Notable family members include, Ornela Vorpsi (3 August 1968, Tirana), is an Albanian writer and photographer from the famous Vorpsi family in Tirana. Ornela studied at the Academy of Fine Arts of Brera in Milan, and has been living and working in Paris since 1997. In 2012 she was named one of the 35 best writers of Europe in Best European Fiction by Aleksander Hemon and Zadie Smith. Artiola Toska a famous Albanian singer today is also from this family. Ismail Kadare has mentioned the family name in his literature. The family also have roads with their surname in Tirana.

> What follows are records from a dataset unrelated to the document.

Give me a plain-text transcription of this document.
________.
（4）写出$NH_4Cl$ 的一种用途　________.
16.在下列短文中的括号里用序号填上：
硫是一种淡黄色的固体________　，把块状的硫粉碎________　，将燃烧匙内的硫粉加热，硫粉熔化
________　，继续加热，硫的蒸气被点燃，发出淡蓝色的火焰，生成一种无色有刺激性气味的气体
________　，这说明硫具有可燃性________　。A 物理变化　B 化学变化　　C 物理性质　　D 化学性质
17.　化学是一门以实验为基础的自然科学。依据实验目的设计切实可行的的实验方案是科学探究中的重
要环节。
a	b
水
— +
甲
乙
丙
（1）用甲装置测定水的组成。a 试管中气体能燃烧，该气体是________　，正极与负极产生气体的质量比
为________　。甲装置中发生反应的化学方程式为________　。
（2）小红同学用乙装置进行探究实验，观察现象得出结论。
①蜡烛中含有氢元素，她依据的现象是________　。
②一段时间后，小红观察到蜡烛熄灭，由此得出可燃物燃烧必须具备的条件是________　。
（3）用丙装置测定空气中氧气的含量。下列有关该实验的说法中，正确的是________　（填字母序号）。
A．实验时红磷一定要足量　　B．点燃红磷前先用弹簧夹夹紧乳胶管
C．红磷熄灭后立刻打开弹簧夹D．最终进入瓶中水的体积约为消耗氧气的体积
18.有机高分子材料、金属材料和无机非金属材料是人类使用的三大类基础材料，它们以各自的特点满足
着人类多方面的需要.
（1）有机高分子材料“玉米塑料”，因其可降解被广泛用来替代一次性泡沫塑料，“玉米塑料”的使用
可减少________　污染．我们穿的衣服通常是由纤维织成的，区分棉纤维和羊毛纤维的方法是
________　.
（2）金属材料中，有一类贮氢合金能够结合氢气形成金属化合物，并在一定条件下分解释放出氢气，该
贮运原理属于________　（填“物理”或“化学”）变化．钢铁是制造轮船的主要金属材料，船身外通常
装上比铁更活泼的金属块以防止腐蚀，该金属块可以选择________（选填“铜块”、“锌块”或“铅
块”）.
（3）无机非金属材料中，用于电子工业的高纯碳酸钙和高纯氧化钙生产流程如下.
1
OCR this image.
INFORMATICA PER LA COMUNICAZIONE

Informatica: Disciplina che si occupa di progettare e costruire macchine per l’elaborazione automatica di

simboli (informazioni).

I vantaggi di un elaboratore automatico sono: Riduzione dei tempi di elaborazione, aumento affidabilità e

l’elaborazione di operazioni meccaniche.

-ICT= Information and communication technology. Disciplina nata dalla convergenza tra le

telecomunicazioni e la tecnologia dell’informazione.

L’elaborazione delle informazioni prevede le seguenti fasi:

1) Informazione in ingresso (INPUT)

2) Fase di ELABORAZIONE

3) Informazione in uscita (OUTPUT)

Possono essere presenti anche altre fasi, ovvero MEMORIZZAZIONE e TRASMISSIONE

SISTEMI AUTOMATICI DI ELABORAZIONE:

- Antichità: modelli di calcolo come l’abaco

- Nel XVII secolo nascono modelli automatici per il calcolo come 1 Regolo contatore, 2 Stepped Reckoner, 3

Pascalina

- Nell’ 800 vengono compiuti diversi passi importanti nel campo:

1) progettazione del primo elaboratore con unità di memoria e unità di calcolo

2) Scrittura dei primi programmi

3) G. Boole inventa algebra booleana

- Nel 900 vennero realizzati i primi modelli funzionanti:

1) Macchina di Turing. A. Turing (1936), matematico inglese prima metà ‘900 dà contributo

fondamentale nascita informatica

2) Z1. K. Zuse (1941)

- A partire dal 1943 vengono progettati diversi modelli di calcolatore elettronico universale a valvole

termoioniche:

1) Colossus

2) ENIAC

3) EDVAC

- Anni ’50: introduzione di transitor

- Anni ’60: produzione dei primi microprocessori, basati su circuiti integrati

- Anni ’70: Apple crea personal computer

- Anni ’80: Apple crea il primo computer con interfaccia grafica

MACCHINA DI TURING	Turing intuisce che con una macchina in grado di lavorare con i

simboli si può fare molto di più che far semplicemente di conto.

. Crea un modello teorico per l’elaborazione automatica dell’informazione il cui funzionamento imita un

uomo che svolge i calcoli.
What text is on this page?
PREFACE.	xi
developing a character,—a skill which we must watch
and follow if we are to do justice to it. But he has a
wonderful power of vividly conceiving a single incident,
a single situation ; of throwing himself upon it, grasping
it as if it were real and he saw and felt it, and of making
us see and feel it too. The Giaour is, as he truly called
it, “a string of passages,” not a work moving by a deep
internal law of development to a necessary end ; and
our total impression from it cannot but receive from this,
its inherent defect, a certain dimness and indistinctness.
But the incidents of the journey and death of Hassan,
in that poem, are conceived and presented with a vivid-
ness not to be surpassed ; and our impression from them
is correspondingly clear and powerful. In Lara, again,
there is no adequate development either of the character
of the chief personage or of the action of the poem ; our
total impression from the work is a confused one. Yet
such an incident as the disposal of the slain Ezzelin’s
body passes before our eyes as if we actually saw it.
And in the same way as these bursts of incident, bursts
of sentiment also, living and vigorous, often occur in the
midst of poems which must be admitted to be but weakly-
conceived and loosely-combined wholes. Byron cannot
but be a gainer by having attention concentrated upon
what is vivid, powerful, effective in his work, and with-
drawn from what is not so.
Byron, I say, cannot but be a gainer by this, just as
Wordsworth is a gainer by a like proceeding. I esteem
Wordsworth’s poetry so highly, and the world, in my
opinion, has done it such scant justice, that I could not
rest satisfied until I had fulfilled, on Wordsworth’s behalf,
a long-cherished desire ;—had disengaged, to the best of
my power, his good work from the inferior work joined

Rruga Vorpset named after the family specifically.

Origins and History 
The Vorpsi family have been recorded in the villages of Tirana before it was established as a city in 1614 by Ottoman Albanian ruler Sulejman Bargjini. The Etymology of the surname is disputed but have a few theories. One being it comes from the Albanian word "Vorbull" which means whirlpool suggesting an origin in the pottery making business for the family, as the surname is said to have come from the word Vorb. Which would suggest its an occupational surname. Another theory is the surname descends from the word Vorbatine which is in reference to the Mountain of Vorbatines in north Albania and that is where the family has its ancient roots from. Most likely however to be related to the occupational surname theory. The surname during 1650 must've turned into a P replacing the previous B. The family turned Muslim during the late 1500s-early 1600s during the Islamization of Albania in the Ottoman Empire. The family were involved in  Albanian blood feuds and this led to one family member moving to Kosovo and another to Shkodra. Due to the family taking part in Kanun another theory of origin of the family is from Malesia but is not proven as of now. In the 1800s there was also an migration to Istanbul from a singular member of the family. In 1912 Ramazan Vorpsi killed 12 Serbian soldiers during the Balkan wars when Albania was being invaded by Serbia. He was ambushed and killed by Serbs in Lezhe.  He was fighting for the Albanian state to be independent and created.